The same pattern is showing up in other parts of the populist authoritarian world, like India where Prime Minister Modi’s close confidant Adani bought out formerly independent media, like cable network NDTV, with a promise to have the courage to report “when the government is doing the right thing every day”.
It’s a similar situation in Israel where Netanyahu allies control commercial media, including the widely-distributed free tabloid Israel Hayom, owned by Miriam Adelson. (Last week’s op-ed: “Now is the best time to annex Judea and Samaria”.)
Once upon a tine, the billionaire-media track worked the other way around: politicians had to suck up to moguls as the cashflow-rich media made its owners into billionaires (like the Murdochs, or the Redstones who recently sold Paramount to the Ellisons). Now, news media are a loss-leader, a necessary investment by the very rich to seek favours as they puff up their leader.
Step 2: Radicalise the right
Forget fake news or Russian bots. It’s the legacy media that’s radicalising the right — the bots just amplify it. In the UK, for example, it’s the traditional Tory newspapers and right-wing broadcasters like GB News that are enabling the hard-right anti-immigrant Reform Party with a focus on their talking points of choice.
It’s not just the Daily Mail (which produces a successful online Australian edition) or the Murdoch-owned The Sun. Once the UK’s Daily Telegraph was so reliable for the centre-right Conservative Party that it was dubbed the “Torygraph”. Now it’s a regular promoter of Reform leader Nigel Farage.
Similarly, in the US, The Washington Post has been using the Kirk fracas to add Karen Attiah to its list of sackings, this time for social media posts about that much-abused and notoriously thin-skinned demographic: “white men”. Since dropping their “democracy dies in darkness” schtick of the first Trump term for “personal liberties and free markets” in the second, most of the best journalists and analysts on the paper have left or been, quietly or not, moved on.
Step 3: Cow the rest
Those few corporate media reluctant to be caught jumping on the Trump train still find themselves restrained by their inert corporate cowardice. Disney has been taking “we’re not bought, just scared” defence over their sacking of late-night host Jimmy Kimmel.
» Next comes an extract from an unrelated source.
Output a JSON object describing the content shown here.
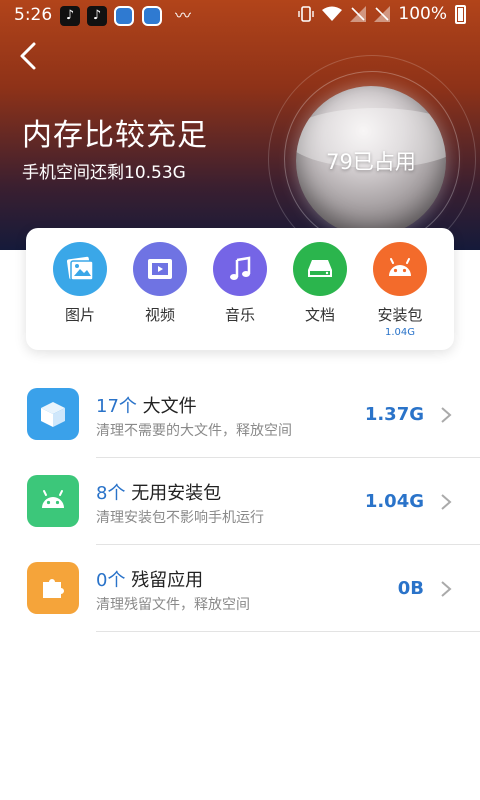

It’s not clear who Disney are most scared of: the Trump-controlled Federal Communications Commission which controls broadcast licenses, or the right-leaning NexStar Media and Sinclair Broadcasting who carry the corporation’s ABC channel and were the first to kick up a fuss about Kimmel. Either way, it demonstrated the impossibility of US media standing aloof from the MAGA line.
As the pages of the authoritarian playbook get turned one by one, our media — legacy and social platforms alike — are being replaced with the choices of an increasingly radicalised billionaire class, all chattering in tune with the hard right.